Désigné en septembre 2023, le trio est-africain avait séduit la CAF avec un projet commun baptisé « Pamoja », symbole d’unité régionale. Stades, routes, aéroports, hôtels : les engagements étaient ambitieux. Mais sur le terrain, plusieurs chantiers clés accusent des retards. Des missions d’inspection de la CAF auraient relevé des lenteurs dans la livraison des stades principaux et des infrastructures d’accueil, faisant craindre un non-respect du cahier des charges à l’horizon 2027.

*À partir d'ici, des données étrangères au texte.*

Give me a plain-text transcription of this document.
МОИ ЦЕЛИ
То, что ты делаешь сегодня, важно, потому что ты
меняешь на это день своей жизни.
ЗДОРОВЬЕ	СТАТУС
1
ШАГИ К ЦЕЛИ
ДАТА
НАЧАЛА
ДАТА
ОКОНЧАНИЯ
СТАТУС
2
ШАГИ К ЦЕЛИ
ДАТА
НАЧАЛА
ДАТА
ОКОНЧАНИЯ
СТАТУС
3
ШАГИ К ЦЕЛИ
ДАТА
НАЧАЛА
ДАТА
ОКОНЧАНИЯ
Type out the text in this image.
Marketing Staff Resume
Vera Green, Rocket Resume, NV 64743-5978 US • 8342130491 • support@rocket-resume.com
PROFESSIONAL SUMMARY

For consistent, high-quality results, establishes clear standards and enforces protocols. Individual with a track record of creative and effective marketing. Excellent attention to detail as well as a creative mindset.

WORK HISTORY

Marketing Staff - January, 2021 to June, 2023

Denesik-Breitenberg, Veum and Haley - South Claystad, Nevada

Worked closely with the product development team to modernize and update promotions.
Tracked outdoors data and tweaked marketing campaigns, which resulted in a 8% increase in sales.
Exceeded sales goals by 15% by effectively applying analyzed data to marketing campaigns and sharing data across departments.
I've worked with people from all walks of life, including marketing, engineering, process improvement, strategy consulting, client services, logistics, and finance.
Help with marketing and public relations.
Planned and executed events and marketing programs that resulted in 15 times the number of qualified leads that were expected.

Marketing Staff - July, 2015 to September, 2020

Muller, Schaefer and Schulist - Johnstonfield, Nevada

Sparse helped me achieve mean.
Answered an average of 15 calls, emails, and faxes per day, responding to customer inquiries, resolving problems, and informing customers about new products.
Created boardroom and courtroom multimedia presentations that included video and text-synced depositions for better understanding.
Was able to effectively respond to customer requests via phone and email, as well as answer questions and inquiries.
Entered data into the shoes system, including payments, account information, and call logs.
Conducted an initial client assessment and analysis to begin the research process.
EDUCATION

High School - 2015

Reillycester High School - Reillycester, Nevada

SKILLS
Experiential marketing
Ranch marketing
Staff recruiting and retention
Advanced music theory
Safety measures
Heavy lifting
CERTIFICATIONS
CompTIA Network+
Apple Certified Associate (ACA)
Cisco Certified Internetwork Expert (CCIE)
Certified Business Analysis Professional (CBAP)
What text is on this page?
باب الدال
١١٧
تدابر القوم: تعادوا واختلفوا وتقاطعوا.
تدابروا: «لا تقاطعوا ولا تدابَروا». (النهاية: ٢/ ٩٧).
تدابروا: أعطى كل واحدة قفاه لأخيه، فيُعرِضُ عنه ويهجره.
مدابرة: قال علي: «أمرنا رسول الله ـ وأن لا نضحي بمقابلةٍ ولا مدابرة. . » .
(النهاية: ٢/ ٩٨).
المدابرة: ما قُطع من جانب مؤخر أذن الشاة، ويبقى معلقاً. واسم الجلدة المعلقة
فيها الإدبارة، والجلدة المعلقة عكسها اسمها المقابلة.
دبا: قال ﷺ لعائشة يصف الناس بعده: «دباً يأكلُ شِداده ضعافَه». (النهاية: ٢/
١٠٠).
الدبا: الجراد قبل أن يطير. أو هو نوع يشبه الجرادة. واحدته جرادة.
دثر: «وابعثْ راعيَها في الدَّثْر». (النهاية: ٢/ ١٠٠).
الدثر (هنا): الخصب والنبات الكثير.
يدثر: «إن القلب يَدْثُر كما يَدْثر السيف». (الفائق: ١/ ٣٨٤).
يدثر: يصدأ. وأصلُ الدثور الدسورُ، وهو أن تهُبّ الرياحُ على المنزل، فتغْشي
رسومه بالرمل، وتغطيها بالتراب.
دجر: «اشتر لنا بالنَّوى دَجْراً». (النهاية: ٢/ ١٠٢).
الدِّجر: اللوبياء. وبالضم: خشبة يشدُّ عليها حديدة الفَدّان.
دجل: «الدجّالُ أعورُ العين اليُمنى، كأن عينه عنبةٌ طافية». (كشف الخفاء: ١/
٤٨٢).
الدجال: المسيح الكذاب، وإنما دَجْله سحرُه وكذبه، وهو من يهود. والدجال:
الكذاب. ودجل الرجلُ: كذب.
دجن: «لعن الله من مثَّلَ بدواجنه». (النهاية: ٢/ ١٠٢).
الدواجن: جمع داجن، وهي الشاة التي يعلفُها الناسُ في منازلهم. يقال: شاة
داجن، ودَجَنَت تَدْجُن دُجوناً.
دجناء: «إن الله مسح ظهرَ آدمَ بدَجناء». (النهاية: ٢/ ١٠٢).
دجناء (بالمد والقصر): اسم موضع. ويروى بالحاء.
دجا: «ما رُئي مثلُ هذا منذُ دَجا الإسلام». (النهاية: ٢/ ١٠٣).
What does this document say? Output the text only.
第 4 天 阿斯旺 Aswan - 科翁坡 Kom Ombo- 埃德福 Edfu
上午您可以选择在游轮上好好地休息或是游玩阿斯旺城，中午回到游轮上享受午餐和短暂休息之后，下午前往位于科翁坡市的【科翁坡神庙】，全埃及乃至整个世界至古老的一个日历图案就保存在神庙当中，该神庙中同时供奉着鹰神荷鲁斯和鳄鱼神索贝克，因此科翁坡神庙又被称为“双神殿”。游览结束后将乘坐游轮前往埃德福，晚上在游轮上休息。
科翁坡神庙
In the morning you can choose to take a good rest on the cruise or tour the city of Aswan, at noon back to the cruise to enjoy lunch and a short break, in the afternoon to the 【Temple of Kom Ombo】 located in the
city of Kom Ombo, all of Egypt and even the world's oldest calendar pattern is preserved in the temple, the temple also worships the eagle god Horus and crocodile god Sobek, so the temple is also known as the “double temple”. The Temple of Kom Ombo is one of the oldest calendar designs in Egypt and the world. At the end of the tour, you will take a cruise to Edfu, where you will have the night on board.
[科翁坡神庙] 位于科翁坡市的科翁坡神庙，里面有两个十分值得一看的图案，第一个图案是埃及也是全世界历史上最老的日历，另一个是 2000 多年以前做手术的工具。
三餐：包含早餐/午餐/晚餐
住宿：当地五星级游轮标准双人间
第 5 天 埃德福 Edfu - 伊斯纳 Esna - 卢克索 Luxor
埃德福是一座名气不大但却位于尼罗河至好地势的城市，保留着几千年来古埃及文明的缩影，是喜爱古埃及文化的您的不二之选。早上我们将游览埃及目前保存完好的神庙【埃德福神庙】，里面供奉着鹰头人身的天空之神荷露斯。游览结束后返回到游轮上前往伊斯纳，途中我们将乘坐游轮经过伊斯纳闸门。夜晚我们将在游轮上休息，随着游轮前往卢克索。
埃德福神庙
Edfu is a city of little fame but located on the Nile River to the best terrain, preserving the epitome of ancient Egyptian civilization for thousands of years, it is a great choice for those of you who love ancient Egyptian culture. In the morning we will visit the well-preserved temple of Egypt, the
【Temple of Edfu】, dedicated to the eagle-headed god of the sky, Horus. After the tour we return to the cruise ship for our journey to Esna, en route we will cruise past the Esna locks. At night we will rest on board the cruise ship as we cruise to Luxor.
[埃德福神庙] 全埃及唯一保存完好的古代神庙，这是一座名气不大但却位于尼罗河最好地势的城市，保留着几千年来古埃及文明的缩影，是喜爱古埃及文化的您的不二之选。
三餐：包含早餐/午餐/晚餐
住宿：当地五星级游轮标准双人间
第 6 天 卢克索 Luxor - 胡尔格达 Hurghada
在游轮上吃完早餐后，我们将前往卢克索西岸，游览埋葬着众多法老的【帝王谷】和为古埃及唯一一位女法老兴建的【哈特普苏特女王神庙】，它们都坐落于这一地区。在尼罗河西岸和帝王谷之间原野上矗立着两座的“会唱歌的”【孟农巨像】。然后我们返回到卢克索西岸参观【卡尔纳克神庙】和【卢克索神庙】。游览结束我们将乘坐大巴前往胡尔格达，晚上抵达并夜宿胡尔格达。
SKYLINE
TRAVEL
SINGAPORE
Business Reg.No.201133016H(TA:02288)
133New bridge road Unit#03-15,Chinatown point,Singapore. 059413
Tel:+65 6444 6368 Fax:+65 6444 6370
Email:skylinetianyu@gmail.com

Face à cette situation, l’Afrique du Sud se positionne déjà comme une alternative crédible. Le pays de Nelson Mandela dispose d’un atout de taille : son expérience. Hôte du Mondial 2010 et de la CAN 1996 puis 2013, Pretoria possède des stades homologués, un réseau hôtelier et des transports aux normes internationales.
Selon des sources proches de la CAF, les autorités sud-africaines auraient fait savoir qu’elles sont prêtes à sauver le tournoi si l’instance panafricaine décidait de retirer l’organisation au trio est-africain.
La Confédération Africaine de Football se retrouve devant un dilemme. Maintenir sa confiance au projet « Pamoja » au risque de voir la compétition mal préparée, ou activer le plan B sud-africain pour garantir les standards d’organisation. Aucune décision officielle n’a encore été annoncée, mais le sujet serait sur la table du Comité exécutif.
Un retrait de l’organisation serait un coup dur pour l’Ouganda, le Kenya et la Tanzanie, qui voyaient dans la CAN 2027 un levier de développement et de visibilité.
Si l’Afrique du Sud récupérait la CAN 2027, ce serait la troisième fois que le pays organise la compétition, après 1996 et 2013. Un scénario qui rebattrait totalement les cartes à deux ans du coup d’envoi, avec des implications sportives, économiques et diplomatiques majeures sur le continent.
La CAF promet de communiquer en temps utile après ses prochaines missions d’évaluation.